Haplotype frequencies can be obtained using the predict
function. Note, that this is done per haplotype (danes
) and not per observation (db
):
disclap_estimates <- predict(bestfit, newdata = as.matrix(danes[, 1:(ncol(danes) - 1)]))
These can be compared to the database frequencies:
plot(x = danes$n/sum(danes$n),
y = disclap_estimates,
xlab = "Observed frequency",
ylab = "Predicted frequency (discrete Laplace)",
log = "xy")
abline(0, 1)
Andersen, Mikkel Meyer, Poul Svante Eriksen, and Niels Morling. 2013a. “A gentle introduction to the discrete Laplace method for estimating Y-STR haplotype frequencies.” Preprint, ArXiv:1304.2129.

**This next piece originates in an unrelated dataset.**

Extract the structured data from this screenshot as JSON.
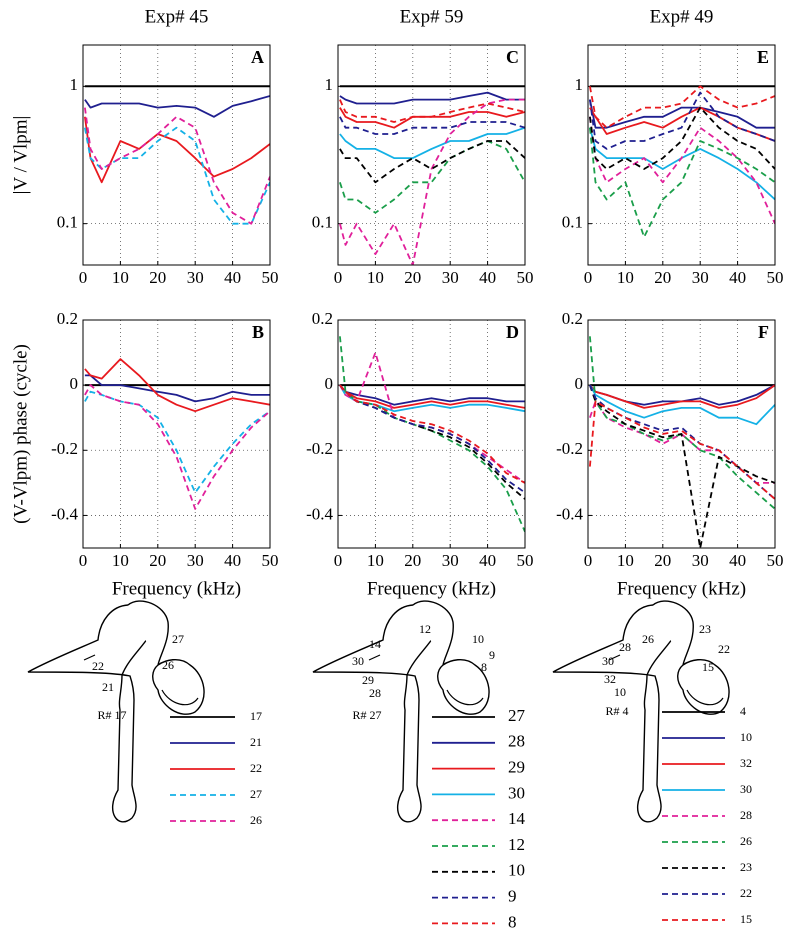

———. 2013b. “The discrete Laplace exponential family and estimation of Y-STR haplotype frequencies.” Journal of Theoretical Biology 329: 39–51.
Hallenberg, Charlotte, Karsten Nielsen, Bo Simonsen, Juan Sanchez, and Niels Morling. 2005. “Y-Chromosome Str Haplotypes in Danes.” Forensic Science International 155 2-3: 205–10.
Schwarz, Gideon. 1978. “Estimating the Dimension of a Model.” Annals of Statistics 6 (2): 461–64.